Case Presentation: A previously healthy 17-year-old girl was brought to the emergency department (ED) by ambulance following a generalized tonic-clonic seizure. Her blood glucose was 61 mg/dL at the scene and 31 mg/dL on arrival to the ED. A basic metabolic panel was obtained and was within normal limits with the exception of low plasma glucose at 30 mg/dL. She was given a dextrose bolus and transferred to our facility. She reported she had felt normal prior to the seizure, she had been fasting for approximately 12 hours (overnight) but this was not unusual for her. She denied headache, dizziness, lightheadedness, or weakness. She denied taking any medications, alcohol, or drugs of abuse. Her pet dog has insulin dependent diabetes, but she denied coming in contact with her dog’s insulin within the preceding two days. Upon admission, she was started on dextrose containing intravenous (IV) fluids. Her history is only significant for late menarche at age 16 and maternal family history includes adrenal insufficiency, Crohn’s disease, and lupus. She was admitted to our hospital for evaluation of hypoglycemia.

Discussion: During her admission, IV fluids were weaned off and she was started on a fast. Within 6 hours she became hypoglycemic to 44 mg/dL. Critical labs were obtained revealing normal serum electrolytes, serum beta-hydroxybutyrate levels, growth hormone, and cortisol. Insulin level at this time was 14.0 u/mL and C-peptide was 2.05 ng/mL. A glucagon stimulation test was performed and she responded with a rise in blood glucose to 71 mg/dL. Overall, non-ketotic hypoglycemia with positive glucagon stimulation test and elevated insulin level was concerning for endogenous hyperinsulinemia. She did not have any further seizure activity and remained at her neurologic baseline throughout admission. She was transferred to an adult hospital where she underwent PET CT and endoscopic ultrasound with fine needle aspiration of the pancreas, neither of which identified an insulinoma. She was started on diazoxide and discharged with outpatient endocrinology follow-up. She will be undergoing genetic testing in the near future.

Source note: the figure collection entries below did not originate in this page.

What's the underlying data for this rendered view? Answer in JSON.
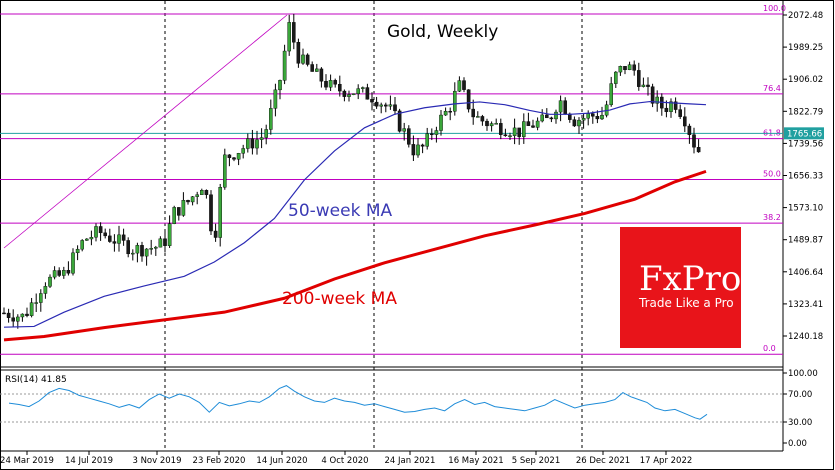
{
  "chart_data": {
    "type": "candlestick",
    "title": "Gold, Weekly",
    "ylim": [
      1200,
      2090
    ],
    "y_ticks": [
      "2072.48",
      "1989.25",
      "1906.02",
      "1822.79",
      "1739.56",
      "1656.33",
      "1573.10",
      "1489.87",
      "1406.64",
      "1323.41",
      "1240.18"
    ],
    "x_ticks": [
      "24 Mar 2019",
      "14 Jul 2019",
      "3 Nov 2019",
      "23 Feb 2020",
      "14 Jun 2020",
      "4 Oct 2020",
      "24 Jan 2021",
      "16 May 2021",
      "5 Sep 2021",
      "26 Dec 2021",
      "17 Apr 2022"
    ],
    "current_price": "1765.66",
    "fib_levels": [
      {
        "label": "100.0",
        "value": 2075
      },
      {
        "label": "76.4",
        "value": 1868
      },
      {
        "label": "61.8",
        "value": 1752
      },
      {
        "label": "50.0",
        "value": 1646
      },
      {
        "label": "38.2",
        "value": 1533
      },
      {
        "label": "0.0",
        "value": 1193
      }
    ],
    "series": [
      {
        "name": "50-week MA",
        "color": "#2a2ab4",
        "values": [
          [
            0,
            1263
          ],
          [
            30,
            1265
          ],
          [
            60,
            1302
          ],
          [
            100,
            1343
          ],
          [
            140,
            1370
          ],
          [
            180,
            1395
          ],
          [
            210,
            1432
          ],
          [
            240,
            1482
          ],
          [
            270,
            1545
          ],
          [
            300,
            1645
          ],
          [
            330,
            1720
          ],
          [
            360,
            1780
          ],
          [
            390,
            1815
          ],
          [
            420,
            1832
          ],
          [
            450,
            1842
          ],
          [
            475,
            1847
          ],
          [
            500,
            1840
          ],
          [
            525,
            1825
          ],
          [
            545,
            1815
          ],
          [
            565,
            1815
          ],
          [
            585,
            1818
          ],
          [
            605,
            1826
          ],
          [
            625,
            1842
          ],
          [
            645,
            1848
          ],
          [
            665,
            1845
          ],
          [
            685,
            1842
          ],
          [
            701,
            1840
          ]
        ]
      },
      {
        "name": "200-week MA",
        "color": "#e00000",
        "values": [
          [
            0,
            1230
          ],
          [
            40,
            1239
          ],
          [
            100,
            1262
          ],
          [
            160,
            1282
          ],
          [
            220,
            1302
          ],
          [
            280,
            1338
          ],
          [
            330,
            1388
          ],
          [
            380,
            1430
          ],
          [
            430,
            1465
          ],
          [
            480,
            1500
          ],
          [
            530,
            1528
          ],
          [
            580,
            1558
          ],
          [
            630,
            1595
          ],
          [
            670,
            1640
          ],
          [
            701,
            1667
          ]
        ]
      }
    ],
    "rsi": {
      "label": "RSI(14) 41.85",
      "ylim": [
        0,
        100
      ],
      "ticks": [
        "100.00",
        "70.00",
        "30.00",
        "0.00"
      ],
      "levels": [
        30,
        70
      ],
      "values": [
        [
          5,
          57
        ],
        [
          15,
          55
        ],
        [
          25,
          52
        ],
        [
          35,
          60
        ],
        [
          45,
          72
        ],
        [
          55,
          78
        ],
        [
          65,
          75
        ],
        [
          75,
          68
        ],
        [
          85,
          64
        ],
        [
          95,
          60
        ],
        [
          105,
          56
        ],
        [
          115,
          51
        ],
        [
          125,
          55
        ],
        [
          135,
          50
        ],
        [
          145,
          62
        ],
        [
          155,
          70
        ],
        [
          165,
          64
        ],
        [
          175,
          70
        ],
        [
          185,
          66
        ],
        [
          195,
          58
        ],
        [
          205,
          44
        ],
        [
          215,
          58
        ],
        [
          225,
          53
        ],
        [
          235,
          56
        ],
        [
          245,
          60
        ],
        [
          255,
          58
        ],
        [
          265,
          66
        ],
        [
          275,
          78
        ],
        [
          282,
          82
        ],
        [
          290,
          74
        ],
        [
          300,
          66
        ],
        [
          310,
          60
        ],
        [
          320,
          58
        ],
        [
          330,
          64
        ],
        [
          340,
          60
        ],
        [
          350,
          58
        ],
        [
          360,
          54
        ],
        [
          370,
          56
        ],
        [
          380,
          52
        ],
        [
          390,
          48
        ],
        [
          400,
          44
        ],
        [
          410,
          45
        ],
        [
          420,
          48
        ],
        [
          430,
          50
        ],
        [
          440,
          46
        ],
        [
          450,
          56
        ],
        [
          460,
          62
        ],
        [
          470,
          55
        ],
        [
          480,
          58
        ],
        [
          490,
          52
        ],
        [
          500,
          50
        ],
        [
          510,
          48
        ],
        [
          520,
          46
        ],
        [
          530,
          50
        ],
        [
          540,
          54
        ],
        [
          550,
          62
        ],
        [
          560,
          56
        ],
        [
          570,
          50
        ],
        [
          580,
          54
        ],
        [
          590,
          56
        ],
        [
          600,
          58
        ],
        [
          610,
          62
        ],
        [
          618,
          72
        ],
        [
          626,
          66
        ],
        [
          634,
          62
        ],
        [
          642,
          58
        ],
        [
          650,
          50
        ],
        [
          660,
          46
        ],
        [
          670,
          48
        ],
        [
          680,
          42
        ],
        [
          690,
          36
        ],
        [
          695,
          34
        ],
        [
          702,
          41
        ]
      ]
    }
  },
  "annotations": {
    "ma50": "50-week MA",
    "ma200": "200-week MA"
  },
  "logo": {
    "name": "FxPro",
    "tagline": "Trade Like a Pro",
    "color": "#e8141a"
  }
}
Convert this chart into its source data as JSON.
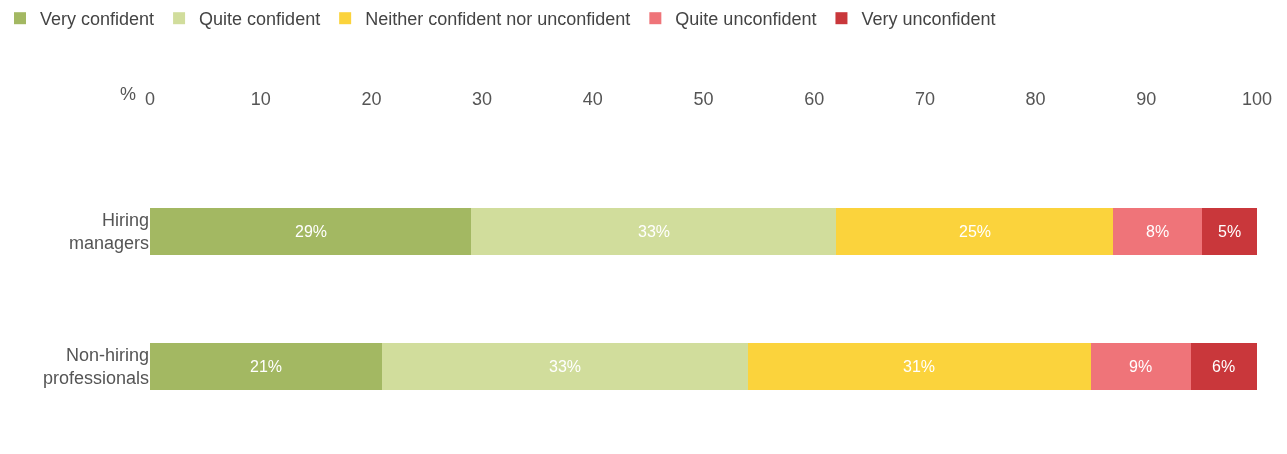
{
  "chart_data": {
    "type": "bar",
    "orientation": "horizontal",
    "stacked": true,
    "xlabel": "%",
    "categories": [
      "Hiring managers",
      "Non-hiring professionals"
    ],
    "xlim": [
      0,
      100
    ],
    "xticks": [
      0,
      10,
      20,
      30,
      40,
      50,
      60,
      70,
      80,
      90,
      100
    ],
    "series": [
      {
        "name": "Very confident",
        "color": "#a3b862",
        "values": [
          29,
          21
        ],
        "value_labels": [
          "29%",
          "21%"
        ]
      },
      {
        "name": "Quite confident",
        "color": "#d1dd9c",
        "values": [
          33,
          33
        ],
        "value_labels": [
          "33%",
          "33%"
        ]
      },
      {
        "name": "Neither confident nor unconfident",
        "color": "#fbd33c",
        "values": [
          25,
          31
        ],
        "value_labels": [
          "25%",
          "31%"
        ]
      },
      {
        "name": "Quite unconfident",
        "color": "#ef7479",
        "values": [
          8,
          9
        ],
        "value_labels": [
          "8%",
          "9%"
        ]
      },
      {
        "name": "Very unconfident",
        "color": "#c9373b",
        "values": [
          5,
          6
        ],
        "value_labels": [
          "5%",
          "6%"
        ]
      }
    ],
    "legend": "top left"
  }
}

Conclusions: Non-ketotic, non-acidotic hypoglycemia suggests a narrow differential: endogenous or exogenous hyperinsulinemia or a defect in fatty acid metabolism. Our patient’s history and labs were not consistent with exogenous insulin, beta-blockers, or other exogenous agents. Her lack of symptoms in childhood and later her reassuring fatty acid studies, argued against a metabolic disorder. Through timely, systematic laboratory evaluation we were able to identify endogenous hyperinsulinemia as her cause. Insulinomas are a rare cause of pediatric hypoglycemia, however must be considered when children have recurrent or persistent hypoglycemia. The next step in insulinoma evaluation is imaging for surgical planning. Genetic testing (ie. MEN1) should be considered, especially in children, as pediatric cases are more strongly associated with MEN1 than adults. Our patient was asymptomatic until the seizure, likely indicating that she was acclimated to being in a hypoglycemic state and felt normal until her blood glucose was critically low. In this case, pinpointing the non-ketotic, non-acidotic hypoglycemia and performing a thorough, methodical endocrine evaluation were key in establishing a diagnosis for our patient.